Li Menghe, the chairman of Qingdao Wanhe Construction & Decoration Group, a glass supplier to Evergrande, has begun using his official Weibo account to post daily details on the hundreds of projects that have revved up again in recent days. Home buyers respond to his posts with more questions as they try to figure out if their apartments are likely to be completed.

One home buyer asked about the on-and-off construction progress for one of Evergrande’s residential projects in the province of Shandong.

“Brother, there is no money in the supervised account,” Mr. Li replied, referring to the escrow account where Evergrande was supposed to place the money it received upfront from the sale of the apartments. He did not explain how he knew this, or respond to a request for comment. But in some government complaint forums online, local officials have told home buyers that money in developers’ escrow accounts is missing.

Zhang Yao, a yoga instructor who taught at Evergrande Healthy Land, a health and wellness park in the central province of Henan, said she was asked to resign in September but is still owed $750. Ms. Zhang, 29, said she had been paid through an employment agency but had recently confronted an Evergrande manager, who was unable to give her a date for when the company would pay her.

She said the manager told her that Evergrande’s own employees had not been paid since October. A representative for the company did not respond to a request for comment.

In September, Evergrande employees joined worried home buyers in protesting outside company offices around China. Some were later detained or visited by the local police. As many as 80 percent of Evergrande employees were at one point asked to put up money to help fund the company’s operations.

Mr. Cao, an Evergrande home buyer who requested The New York Times use only his surname for fear of being visited by the police, said he had put a down payment on a $160,000 apartment in Jiangxi Province that was nearly completed and was supposed to be delivered in January. He doesn’t expect the apartment will be done in time because there are only around 20 workers each day on the construction site, he said.

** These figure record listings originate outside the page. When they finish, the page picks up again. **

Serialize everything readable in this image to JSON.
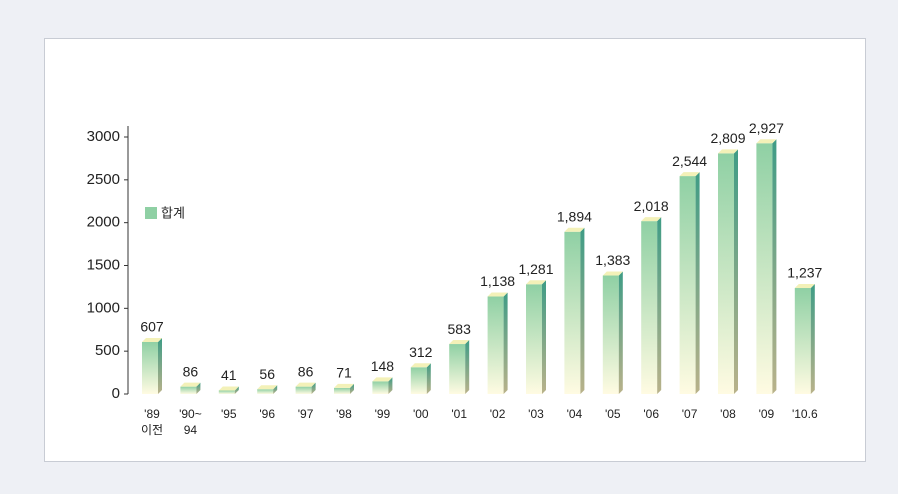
{
  "chart_data": {
    "type": "bar",
    "categories": [
      "'89\n이전",
      "'90~\n94",
      "'95",
      "'96",
      "'97",
      "'98",
      "'99",
      "'00",
      "'01",
      "'02",
      "'03",
      "'04",
      "'05",
      "'06",
      "'07",
      "'08",
      "'09",
      "'10.6"
    ],
    "series": [
      {
        "name": "합계",
        "color": "#8fd0a4",
        "values": [
          607,
          86,
          41,
          56,
          86,
          71,
          148,
          312,
          583,
          1138,
          1281,
          1894,
          1383,
          2018,
          2544,
          2809,
          2927,
          1237
        ],
        "value_labels": [
          "607",
          "86",
          "41",
          "56",
          "86",
          "71",
          "148",
          "312",
          "583",
          "1,138",
          "1,281",
          "1,894",
          "1,383",
          "2,018",
          "2,544",
          "2,809",
          "2,927",
          "1,237"
        ]
      }
    ],
    "ylim": [
      0,
      3000
    ],
    "yticks": [
      0,
      500,
      1000,
      1500,
      2000,
      2500,
      3000
    ]
  }
}
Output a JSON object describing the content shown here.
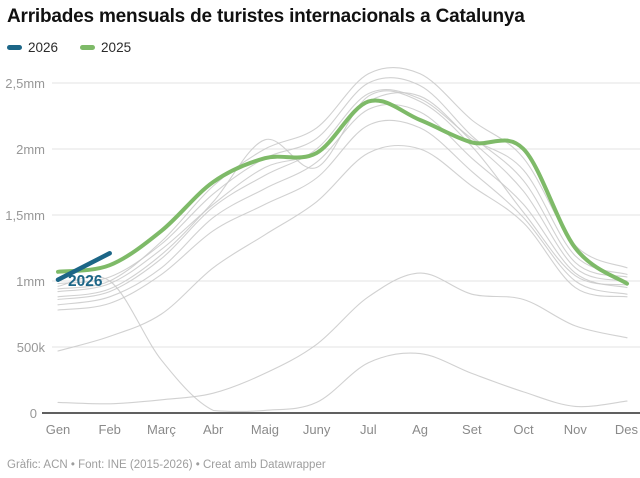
{
  "title": "Arribades mensuals de turistes internacionals a Catalunya",
  "legend": [
    {
      "label": "2026",
      "color": "#1c6687"
    },
    {
      "label": "2025",
      "color": "#7eba68"
    }
  ],
  "annotation": {
    "label": "2026"
  },
  "footer": "Gràfic: ACN • Font: INE (2015-2026) • Creat amb Datawrapper",
  "colors": {
    "accent_2026": "#1c6687",
    "accent_2025": "#7eba68",
    "other_years": "#c9c9c9",
    "gridline": "#e3e3e3",
    "baseline": "#4a4a4a"
  },
  "chart_data": {
    "type": "line",
    "title": "Arribades mensuals de turistes internacionals a Catalunya",
    "unit": "tourists per month (mm = millions, k = thousands)",
    "x": [
      "Gen",
      "Feb",
      "Març",
      "Abr",
      "Maig",
      "Juny",
      "Jul",
      "Ag",
      "Set",
      "Oct",
      "Nov",
      "Des"
    ],
    "ylim": [
      0,
      2.7
    ],
    "grid": true,
    "legend_position": "top-left",
    "yticks": [
      {
        "value": 0,
        "label": "0"
      },
      {
        "value": 0.5,
        "label": "500k"
      },
      {
        "value": 1,
        "label": "1mm"
      },
      {
        "value": 1.5,
        "label": "1,5mm"
      },
      {
        "value": 2,
        "label": "2mm"
      },
      {
        "value": 2.5,
        "label": "2,5mm"
      }
    ],
    "series": [
      {
        "name": "2015",
        "role": "context",
        "color": "#c9c9c9",
        "width": 1.1,
        "values": [
          0.78,
          0.83,
          1.05,
          1.38,
          1.58,
          1.78,
          2.18,
          2.16,
          1.83,
          1.48,
          1.0,
          0.9
        ]
      },
      {
        "name": "2016",
        "role": "context",
        "color": "#c9c9c9",
        "width": 1.1,
        "values": [
          0.82,
          0.88,
          1.1,
          1.48,
          1.7,
          1.9,
          2.3,
          2.28,
          1.93,
          1.58,
          1.06,
          0.95
        ]
      },
      {
        "name": "2017",
        "role": "context",
        "color": "#c9c9c9",
        "width": 1.1,
        "values": [
          0.88,
          0.94,
          1.2,
          1.6,
          2.07,
          1.86,
          2.4,
          2.36,
          2.02,
          1.52,
          1.04,
          0.97
        ]
      },
      {
        "name": "2018",
        "role": "context",
        "color": "#c9c9c9",
        "width": 1.1,
        "values": [
          0.92,
          0.98,
          1.24,
          1.58,
          1.86,
          1.98,
          2.36,
          2.4,
          2.06,
          1.68,
          1.1,
          1.0
        ]
      },
      {
        "name": "2019",
        "role": "context",
        "color": "#c9c9c9",
        "width": 1.1,
        "values": [
          0.98,
          1.03,
          1.28,
          1.66,
          1.93,
          2.08,
          2.5,
          2.48,
          2.1,
          1.76,
          1.14,
          1.03
        ]
      },
      {
        "name": "2020",
        "role": "context",
        "color": "#c9c9c9",
        "width": 1.1,
        "values": [
          0.96,
          1.0,
          0.4,
          0.02,
          0.02,
          0.08,
          0.38,
          0.45,
          0.3,
          0.16,
          0.05,
          0.09
        ]
      },
      {
        "name": "2021",
        "role": "context",
        "color": "#c9c9c9",
        "width": 1.1,
        "values": [
          0.08,
          0.07,
          0.1,
          0.15,
          0.3,
          0.52,
          0.88,
          1.06,
          0.9,
          0.86,
          0.66,
          0.57
        ]
      },
      {
        "name": "2022",
        "role": "context",
        "color": "#c9c9c9",
        "width": 1.1,
        "values": [
          0.47,
          0.58,
          0.75,
          1.1,
          1.35,
          1.6,
          1.97,
          2.0,
          1.72,
          1.44,
          0.95,
          0.88
        ]
      },
      {
        "name": "2023",
        "role": "context",
        "color": "#c9c9c9",
        "width": 1.1,
        "values": [
          0.86,
          0.92,
          1.17,
          1.56,
          1.8,
          2.0,
          2.42,
          2.38,
          2.08,
          1.84,
          1.19,
          1.05
        ]
      },
      {
        "name": "2024",
        "role": "context",
        "color": "#c9c9c9",
        "width": 1.1,
        "values": [
          0.94,
          1.0,
          1.3,
          1.72,
          2.0,
          2.16,
          2.57,
          2.57,
          2.22,
          1.93,
          1.27,
          1.1
        ]
      },
      {
        "name": "2025",
        "role": "highlight",
        "color": "#7eba68",
        "width": 4,
        "values": [
          1.07,
          1.12,
          1.38,
          1.75,
          1.93,
          1.97,
          2.36,
          2.22,
          2.05,
          2.0,
          1.25,
          0.98
        ]
      },
      {
        "name": "2026",
        "role": "highlight",
        "color": "#1c6687",
        "width": 4.5,
        "values": [
          1.01,
          1.21
        ]
      }
    ]
  }
}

“I think the contractors still haven’t been fully paid,” he said. “If they had the money, they should have worked faster for sure.”

Amid the uncertainty, Evergrande’s colorful founder, once known for wearing a flashy gold-buckled Hermès belt, has been largely absent from public view. In early September, he posed behind top executives signing a “military order” pledging to deliver homes. (Over the following months, Evergrande would finish less than 10,000 units.) In a memo leaked later that month, he promised employees they would soon “walk out of the darkness.”

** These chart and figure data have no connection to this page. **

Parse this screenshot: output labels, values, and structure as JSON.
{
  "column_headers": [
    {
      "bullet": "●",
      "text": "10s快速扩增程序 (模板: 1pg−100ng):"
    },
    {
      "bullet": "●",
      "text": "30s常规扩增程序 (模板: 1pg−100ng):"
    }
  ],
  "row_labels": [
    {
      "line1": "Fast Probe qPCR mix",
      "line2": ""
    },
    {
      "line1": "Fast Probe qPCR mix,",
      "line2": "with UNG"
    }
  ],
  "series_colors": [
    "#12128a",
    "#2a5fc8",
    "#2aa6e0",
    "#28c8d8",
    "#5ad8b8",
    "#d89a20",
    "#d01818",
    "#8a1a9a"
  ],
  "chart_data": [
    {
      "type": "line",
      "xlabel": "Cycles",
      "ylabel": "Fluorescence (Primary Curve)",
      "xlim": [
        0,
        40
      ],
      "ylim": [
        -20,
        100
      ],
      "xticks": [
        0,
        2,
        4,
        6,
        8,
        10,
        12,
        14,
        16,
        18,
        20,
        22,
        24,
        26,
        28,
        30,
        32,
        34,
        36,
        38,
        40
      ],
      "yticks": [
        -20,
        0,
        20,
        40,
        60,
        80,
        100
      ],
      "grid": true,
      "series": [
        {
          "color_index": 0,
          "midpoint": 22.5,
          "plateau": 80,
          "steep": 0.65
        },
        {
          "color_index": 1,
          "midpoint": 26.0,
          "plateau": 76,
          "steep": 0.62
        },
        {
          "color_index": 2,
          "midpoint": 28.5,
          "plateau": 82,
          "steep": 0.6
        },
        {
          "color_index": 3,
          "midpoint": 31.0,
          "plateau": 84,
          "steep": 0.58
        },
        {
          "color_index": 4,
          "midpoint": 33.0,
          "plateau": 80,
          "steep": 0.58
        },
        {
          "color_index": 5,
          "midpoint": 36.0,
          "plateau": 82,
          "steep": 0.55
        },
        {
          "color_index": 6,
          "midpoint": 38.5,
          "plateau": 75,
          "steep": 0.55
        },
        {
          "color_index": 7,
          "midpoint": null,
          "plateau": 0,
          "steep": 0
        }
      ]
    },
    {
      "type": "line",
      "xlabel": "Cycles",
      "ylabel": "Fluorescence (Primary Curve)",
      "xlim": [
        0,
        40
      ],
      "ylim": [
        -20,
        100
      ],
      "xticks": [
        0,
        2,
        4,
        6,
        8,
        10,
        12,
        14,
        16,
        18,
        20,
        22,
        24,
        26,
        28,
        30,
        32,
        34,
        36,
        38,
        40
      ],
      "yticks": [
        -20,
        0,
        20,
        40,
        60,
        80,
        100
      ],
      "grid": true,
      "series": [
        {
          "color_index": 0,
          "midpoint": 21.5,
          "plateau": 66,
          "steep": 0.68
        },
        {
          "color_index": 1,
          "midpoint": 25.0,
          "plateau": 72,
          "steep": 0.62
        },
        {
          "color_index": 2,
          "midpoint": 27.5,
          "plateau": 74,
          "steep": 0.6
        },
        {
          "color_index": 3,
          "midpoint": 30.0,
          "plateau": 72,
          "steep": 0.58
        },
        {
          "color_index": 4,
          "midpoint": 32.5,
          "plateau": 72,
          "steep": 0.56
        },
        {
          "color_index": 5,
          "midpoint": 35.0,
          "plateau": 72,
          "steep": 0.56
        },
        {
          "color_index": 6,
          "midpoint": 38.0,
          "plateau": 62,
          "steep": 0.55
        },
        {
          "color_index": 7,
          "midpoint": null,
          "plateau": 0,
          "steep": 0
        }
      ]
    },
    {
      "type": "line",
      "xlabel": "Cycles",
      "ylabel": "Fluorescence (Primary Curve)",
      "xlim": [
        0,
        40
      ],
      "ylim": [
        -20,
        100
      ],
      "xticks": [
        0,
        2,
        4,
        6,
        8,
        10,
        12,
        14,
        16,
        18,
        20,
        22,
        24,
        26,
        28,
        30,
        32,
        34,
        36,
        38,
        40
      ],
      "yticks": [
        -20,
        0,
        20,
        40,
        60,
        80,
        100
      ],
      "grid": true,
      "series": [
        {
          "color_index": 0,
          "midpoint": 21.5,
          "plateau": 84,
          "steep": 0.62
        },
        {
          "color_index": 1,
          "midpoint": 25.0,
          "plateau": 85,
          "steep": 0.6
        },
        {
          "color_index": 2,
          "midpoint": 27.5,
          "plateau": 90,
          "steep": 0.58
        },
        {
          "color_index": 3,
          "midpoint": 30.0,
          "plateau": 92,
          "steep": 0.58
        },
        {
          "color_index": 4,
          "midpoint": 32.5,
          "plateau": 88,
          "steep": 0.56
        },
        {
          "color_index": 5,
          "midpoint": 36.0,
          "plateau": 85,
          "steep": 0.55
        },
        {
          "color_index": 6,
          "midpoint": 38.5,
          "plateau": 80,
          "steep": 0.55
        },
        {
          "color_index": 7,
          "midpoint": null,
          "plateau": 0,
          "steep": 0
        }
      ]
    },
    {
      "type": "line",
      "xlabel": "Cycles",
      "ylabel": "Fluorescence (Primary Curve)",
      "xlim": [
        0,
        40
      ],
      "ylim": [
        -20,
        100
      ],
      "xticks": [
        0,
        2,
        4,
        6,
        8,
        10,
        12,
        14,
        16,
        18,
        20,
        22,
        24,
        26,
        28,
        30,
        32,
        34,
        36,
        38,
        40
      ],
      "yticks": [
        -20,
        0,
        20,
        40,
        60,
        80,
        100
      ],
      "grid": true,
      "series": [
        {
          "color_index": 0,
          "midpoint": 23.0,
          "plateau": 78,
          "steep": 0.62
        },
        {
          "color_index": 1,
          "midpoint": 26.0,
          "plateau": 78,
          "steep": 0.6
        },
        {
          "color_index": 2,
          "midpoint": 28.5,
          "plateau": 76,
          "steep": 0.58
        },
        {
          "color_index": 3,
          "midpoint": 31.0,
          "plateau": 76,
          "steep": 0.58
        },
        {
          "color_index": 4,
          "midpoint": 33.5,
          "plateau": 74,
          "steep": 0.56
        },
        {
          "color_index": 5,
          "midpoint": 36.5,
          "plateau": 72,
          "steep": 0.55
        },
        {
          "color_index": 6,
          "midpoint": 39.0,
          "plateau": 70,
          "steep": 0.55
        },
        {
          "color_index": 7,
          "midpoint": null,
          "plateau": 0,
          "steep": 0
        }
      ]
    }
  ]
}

Last week, Evergrande published new photographs of Mr. Xu presiding over a meeting during which he called on executives to keep delivering homes. Then came dozens of photos of suddenly completed apartment projects. Home buyers were photographed happily signing documents that would allow them to finally take possession of their long-awaited apartments.

Some online commentators expressed disbelief that Evergrande could suddenly go from the brink of collapse to business as usual, or bristled at the idea that buyers should celebrate receiving the homes for which they had already paid.

“Today people become so grateful and feel they owe the developer a big favor,” remarked Michael Yu, a popular influencer on Duoyin, the Chinese version of TikTok. “What happened to people’s bottom line these days?”

With Evergrande under the guidance of government officials, some home buyers and investors are likely to feel more hopeful. This week, the company delivered 1,419 apartments at its World City development as part of its push to finish 39,000 homes by the end of the year. But Evergrande is still on the hook for an estimated 1 million more.